Ell~(ell.1)~from Maida Heatter's Book of Great Desserts
Recipe Introduction
I've used this many times and it is so-o-o easy! No rolling and turning!!!
To quote: This incredibly delicious product has the crisp, flaky, buttery qualities of classic puff paste, but it is child's play to put it together. (When used in the following recipes,) it is almost indiscernible from that made by the classic method. Puff paste items are best when very fresh. If they are not to be served soon, freeze them.
Place the unsifted flour in a bowl. Coarsely cut the butter over the flour. With a pastry blender, cut the butter into the flour until the mixture resembles coarse crumbs.

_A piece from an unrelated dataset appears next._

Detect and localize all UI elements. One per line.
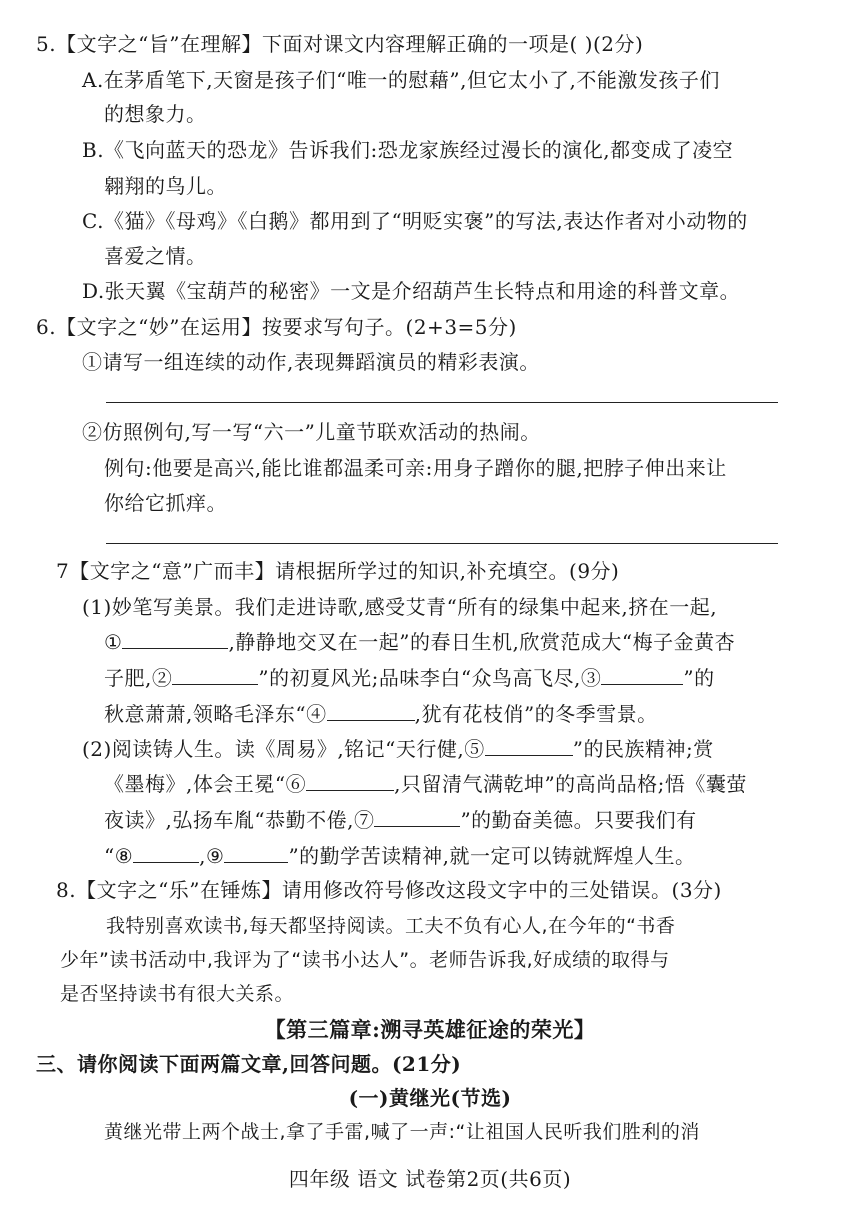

Stir in the sour cream. Turn out onto a board or smooth surface and knead briefly only until the mixture holds together. Form into a ball, flatten slightly, place on wax paper and wrap airtight. Refrigerate for at least 2 hours, or overnight or longer. Or, if you wish, freeze it.
Voila! Puff paste! That's it. The directions for using it from this stage on are classic.
If the dough has been frozen, allow it to thaw in the refrigerator for 12 to 24 hours, or at room temperature for a few hours.
Work with half of the dough at a time. Refrigerate the other half until you are ready to use it.
On a board, with a heavy rolling pin, pound the unfrozen but still firm dough to make it workable.